On the first couple listens, “Mechanical Bull” sounds like it was made to give KoL four more songs to play in concert. Lead off track “Supersoaker,” with its blurred right hand of rhythm, is the perfect concert opener- a new song that adds sheets of noise to the old melodic rock engine purr. You can imagine “Family Tree,” with it lead bass line and kinda dumb chorus, setting up the furious sprint down the home stretch of a two hour sweatathon.
But something happens when you get to about the third listen. The nothing songs become something. As always, Caleb Followill’s voice is the salesman, but on this album he puts you in a car that just feels right. You can see what the Leon Kings are doing on every song of “Mechanical Bull,” but that doesn’t throw you off. Will say that the LP doesn’t finish as strongly as it starts, so the thing about KoL being easily satisfied with itself seems to stay true. (Nobody stepped in to say “On the Chin” has no place here?) But Tom Petty hasn’t made a record this good since “Full Moon Fever” 25 years ago and he’s a god. If they were half as cool, Kings of Leon would be twice as big.
But the Followill band been a little “off” since the beginning, when Nashville tried to make them into a boy band and they got guitars and attitudes to complete the disguise. Not many people know this, but the young Kings played at around noon on the second year of ACL Fest. It was about a month after their debut LP “Youth and Young Manhood” came out to stretching yawns in the U.S. and pandemonium in the U.K.
I got them that first ACL gig. I was in the office of the guy who books the fest and he got off the phone cursing. Some up-and-coming band had just dropped out. “You should book Kings of Leon,” said I. Loved their EP “Holy Roller Novocaine” and especially the song “California Waiting.” Turned out their agent had been pitching them to ACL and they were booked before I left with what I came for, which was probably some lame quote about why it was important to add Friday, making ACL a three-day fest.
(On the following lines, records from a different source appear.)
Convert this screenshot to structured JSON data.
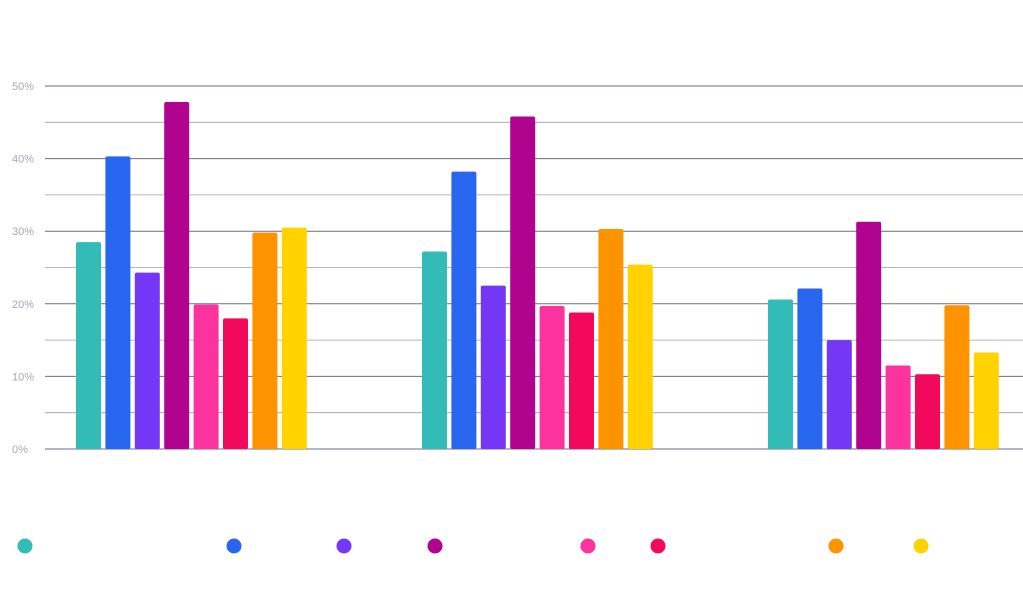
{
  "chart_data": {
    "type": "bar",
    "title": "",
    "xlabel": "",
    "ylabel": "",
    "ylim": [
      0,
      50
    ],
    "y_ticks": [
      "0%",
      "10%",
      "20%",
      "30%",
      "40%",
      "50%"
    ],
    "y_tick_values": [
      0,
      10,
      20,
      30,
      40,
      50
    ],
    "minor_gridlines": [
      5,
      15,
      25,
      35,
      45
    ],
    "grid": true,
    "legend_position": "bottom",
    "categories": [
      "",
      "",
      ""
    ],
    "series": [
      {
        "color": "#33bbb8",
        "values": [
          28.5,
          27.2,
          20.6
        ]
      },
      {
        "color": "#2966f0",
        "values": [
          40.3,
          38.2,
          22.1
        ]
      },
      {
        "color": "#7337f5",
        "values": [
          24.3,
          22.5,
          15.0
        ]
      },
      {
        "color": "#b0038e",
        "values": [
          47.8,
          45.8,
          31.3
        ]
      },
      {
        "color": "#fc329e",
        "values": [
          19.9,
          19.7,
          11.5
        ]
      },
      {
        "color": "#f3095c",
        "values": [
          18.0,
          18.8,
          10.3
        ]
      },
      {
        "color": "#fe9300",
        "values": [
          29.8,
          30.3,
          19.8
        ]
      },
      {
        "color": "#ffd200",
        "values": [
          30.5,
          25.4,
          13.3
        ]
      }
    ]
  }
}
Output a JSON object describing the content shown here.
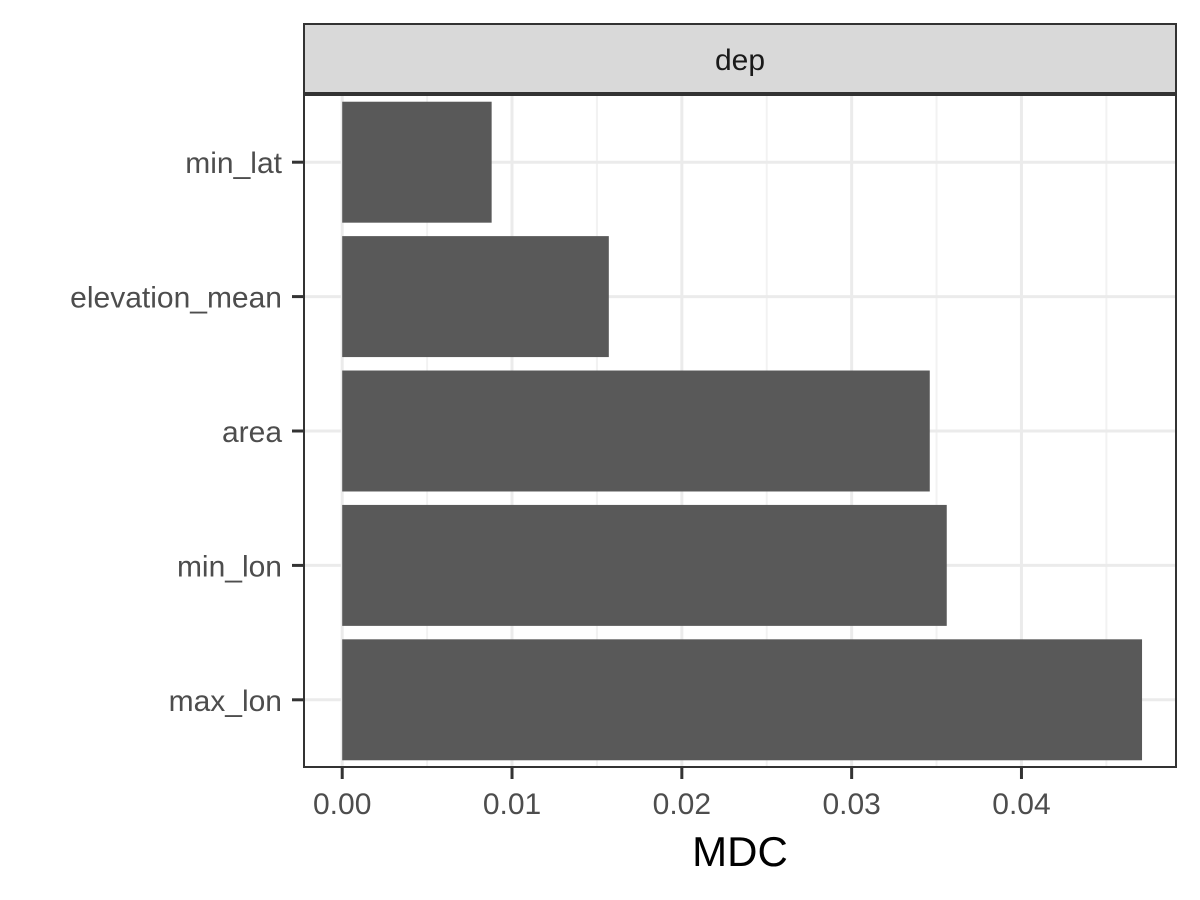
{
  "chart_data": {
    "type": "bar",
    "orientation": "horizontal",
    "facet_label": "dep",
    "categories": [
      "min_lat",
      "elevation_mean",
      "area",
      "min_lon",
      "max_lon"
    ],
    "values": [
      0.0088,
      0.0157,
      0.0346,
      0.0356,
      0.0471
    ],
    "xlabel": "MDC",
    "ylabel": "",
    "x_ticks": [
      "0.00",
      "0.01",
      "0.02",
      "0.03",
      "0.04"
    ],
    "x_tick_values": [
      0,
      0.01,
      0.02,
      0.03,
      0.04
    ],
    "xlim": [
      -0.00225,
      0.0491
    ],
    "grid": true,
    "colors": {
      "bar": "#595959",
      "strip_fill": "#d9d9d9",
      "panel_border": "#333333",
      "grid_major": "#ebebeb",
      "grid_minor": "#f2f2f2"
    }
  }
}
I ended up not going to that set I “booked.” “Youth” had come out and the new version of “California Waiting” told me this band knew absolutely nothing about rock n’ roll. They butchered their own song, their best song, and I figured I was done with them.
Then, in 2007, right before the release of “Because of the Times,” KoL played the Spin party during SXSW and just blew the doors open. Maybe I was a little overserved- good chance of that- but that set made me fall in love again at a time and place- Friday afternoon at SXSW- where I’ve traditionally just had enough of all that rock band crap. It was an industry party, but the usually-jaded crowd was pressed up to the front of the stage begging for it and the Kings made hair explode. To this day, that’s the best set I’ve ever seen at Stubb’s.
I thought they had peaked with “Only By the Night,” the 2008 album that finally made them huge in their home country with “Use Somebody” and “Sex On Fire.” The next album “Come Around Sundown” seemed to prove this theory, as the band was running out of ways to say what they never really had to say. (It was the way they said it.) “Sundown” had some good tunes, but reeked of formula. It was the kind of album the label screams for, then sits on.
That was three years ago, during which time KoL went from the only good band on pop radio, to cheesy tabloid fodder. There was a drunken show in Dallas and a canceled tour. And the pigeon incident brought more bad press, but, even more significantly, cast the Kings as spoiled rock stars. The D-bag thing wrapped around everything they did. Kings of Leon weren’t hip anymore, if they ever were.
But what a rock n’ roll band! Put them up against anybody playing today. “Mechanical Bull” sounds like they needed the break that we needed, too. It’s a band that’s got it down to a science, but that science is biology. Something’s moving here.
I won’t forget how Kings of Leon first thrilled me, then broke my heart. But it’s five a.m. and I can’t sleep and “Mechanical Bull” makes me not want to. This is what I love, the stuff that starts with Chuck Berry and the Beatles and ends inside the head of someone who can really sing. The way they fall in and play their parts as if they’re writing their own song. It’s not all great, but this is what I need.
Kings of Leon play Saturdays at 8 p.m. on the Samsung Galaxy stage.